Modern definitions of the metre
The definition of the metre went through several phases.
- In 1791 the metre was defined as 1/10,000,000 of the Earth's quadrant between the pole and the equator along the meridian running through Paris.
- In 1889 the International Bureau of Weights and Measures derived the international prototype metre from that definition as the distance between two lines on a standard bar of 90% platinum and 10% iridium. Several platinum-iridium metre bars were produced and one of these (number 6) replaced the Mètre des Archives in Paris to become the International Prototype Metre. The remaining bars were distributed to the representative nations. Lots were drawn; Britain received bar number 16.

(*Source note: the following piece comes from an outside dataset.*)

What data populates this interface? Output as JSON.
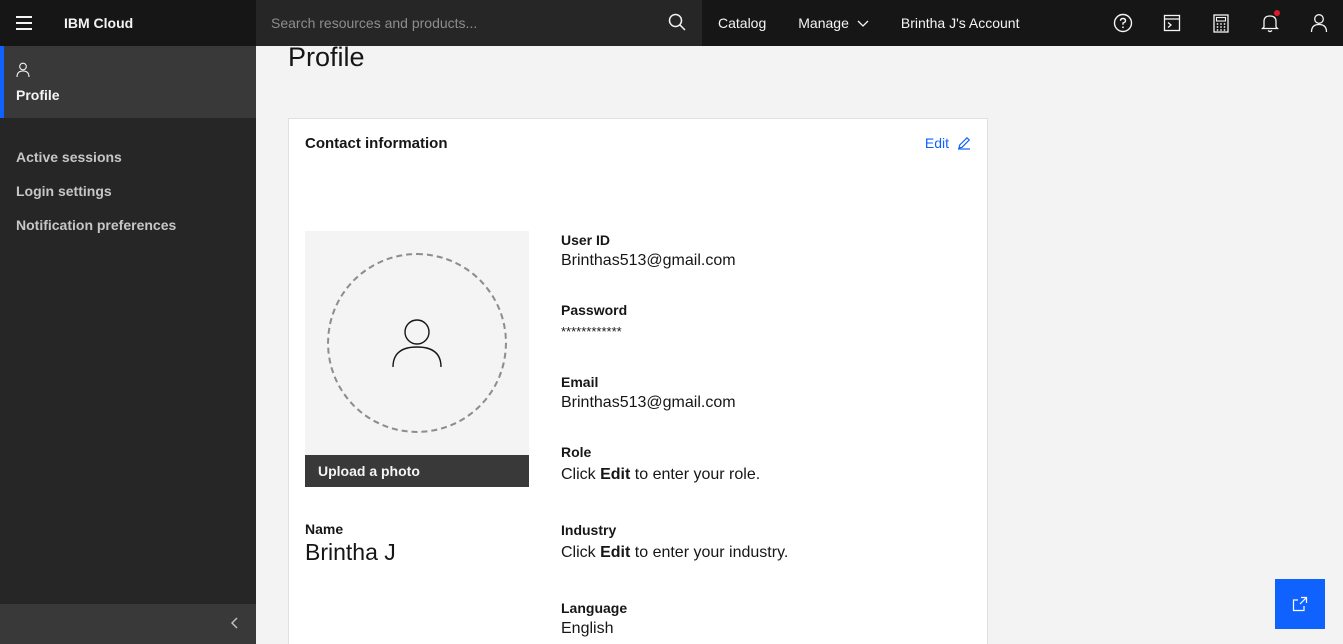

The alloy from which the bar was made proved to be exceptionally stable. The same cannot be said of the Imperial Standard Yard of 1885, which was made of base metal and shrank at the rate of one part per million in about 20 years.
- In 1960 the International System of Units (SI) made use of advances in the techniques of light wave measurement and defined the metre as equal to 1,650,763.73 wavelengths of the orange-red line in the spectrum of the krypton-86 atom in vacuum.
- In 1983 the General Conference on Weights and Measures made use of advances in laser technology and redefined the metre as the distance travelled by light in vacuum in one 299,792,458th of one second.